Viridiana Fernández

Viridiana

Viridiana Fernández

Intern

Santa Barbara Immigrant Legal Defense Center

Viridiana Fernández a first-generation undergraduate student double majoring in Political Science & Chicanx/e/a Studies, and minoring in Poverty, Inequality, & Social Justice, at the University of California, Santa Barbara, where she is set to graduate in June 2022. As an Iranian Chicana from Los Angeles, Viridiana is passionate about advocacy and community organizing to call for the expansion and protection of immigrant and refugee rights. Growing up in El Sereno, a predominantly mixed status, Latine/x, working-class community in Northeast Los Angeles, her family experienced various hardships due to the various intersections of their identity. Seeing how political and societal discrimination affected her community, and adjacent communities made her passionate to work in the field of effecting change for our communities.

During her time at UC Santa Barbara, she has been a research assistant to Doctoral Candidate Roselia Mendez Murillo for her research on separated Latinx immigrant families who have undergone stepwise migration. Currently, she is conducting her own research, “The Dissection of the Myth of the American Dream: How Latinx Mixed Status Families are Deprived of Upward Mobility in Los Angeles” under the mentorship of Profesora San Juanita García in the Chicanx Studies Department Honors Program.
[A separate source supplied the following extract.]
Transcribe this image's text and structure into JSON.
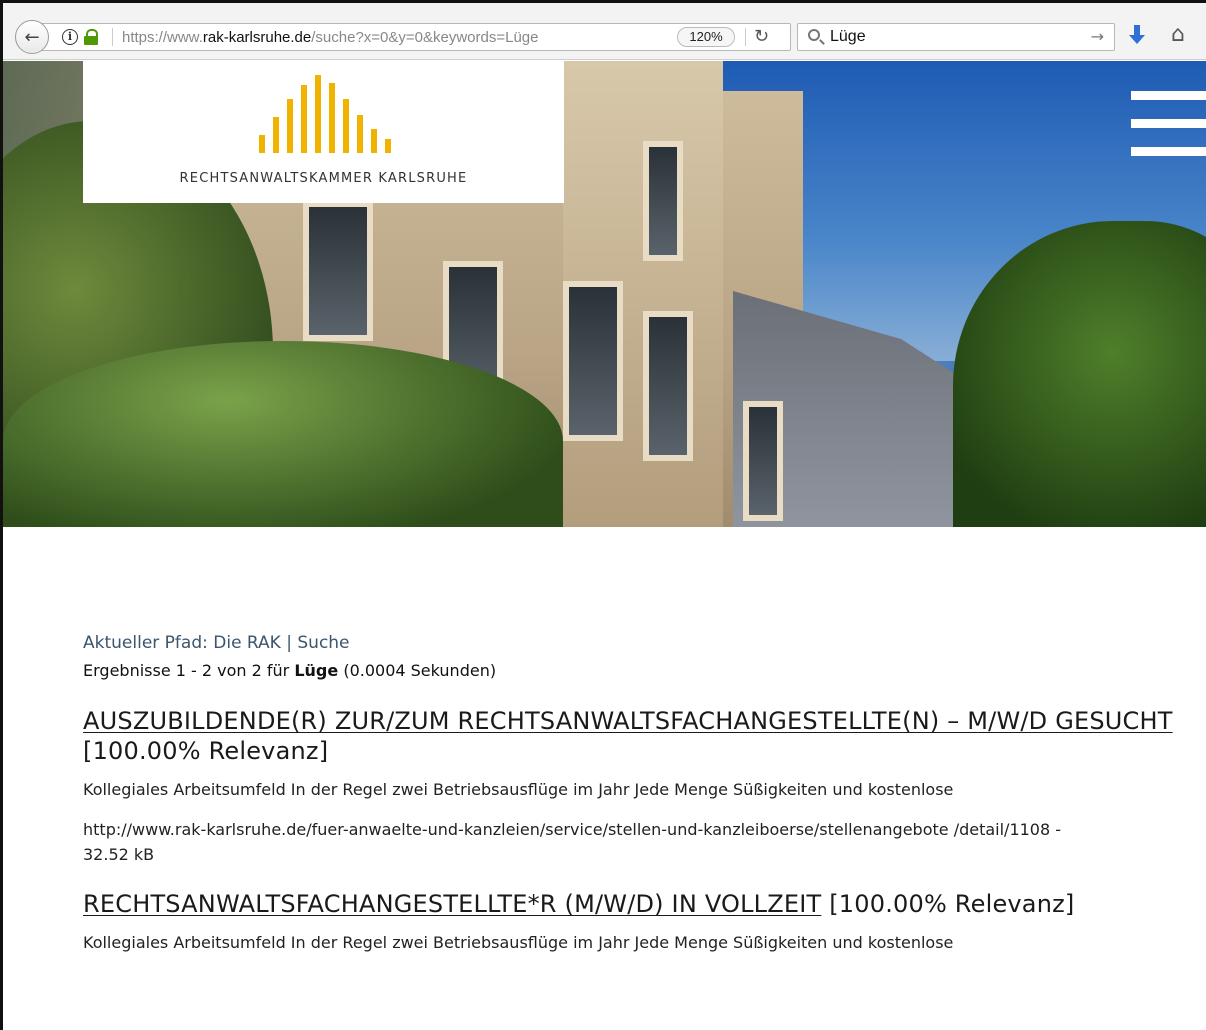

Viridiana has been involved with the Immigrant Legal Defense Center (ILDC) since her second year at UCSB, participating mostly as a “Know Your Rights” or “Conozca Sus Derechos” Program Promotorx, and also as a former youth committee member. Recently she worked under Cristina Awadalla’s guidance to help present “Know Your Rights” workshops through a collaboration with Comunidades Justas, for their “Equity and Access Without Borders” program. She is ecstatic to join the Global Latinidades Project and continue her involvement with ILDC in the upcoming summer to continue her work with local Latinx communities and is looking forward to getting involved in any way she can with upcoming projects. As a current UCLA Law Fellow, she hopes to attend law school in the future and pursue the advancement of immigrant and refugee rights post-graduation.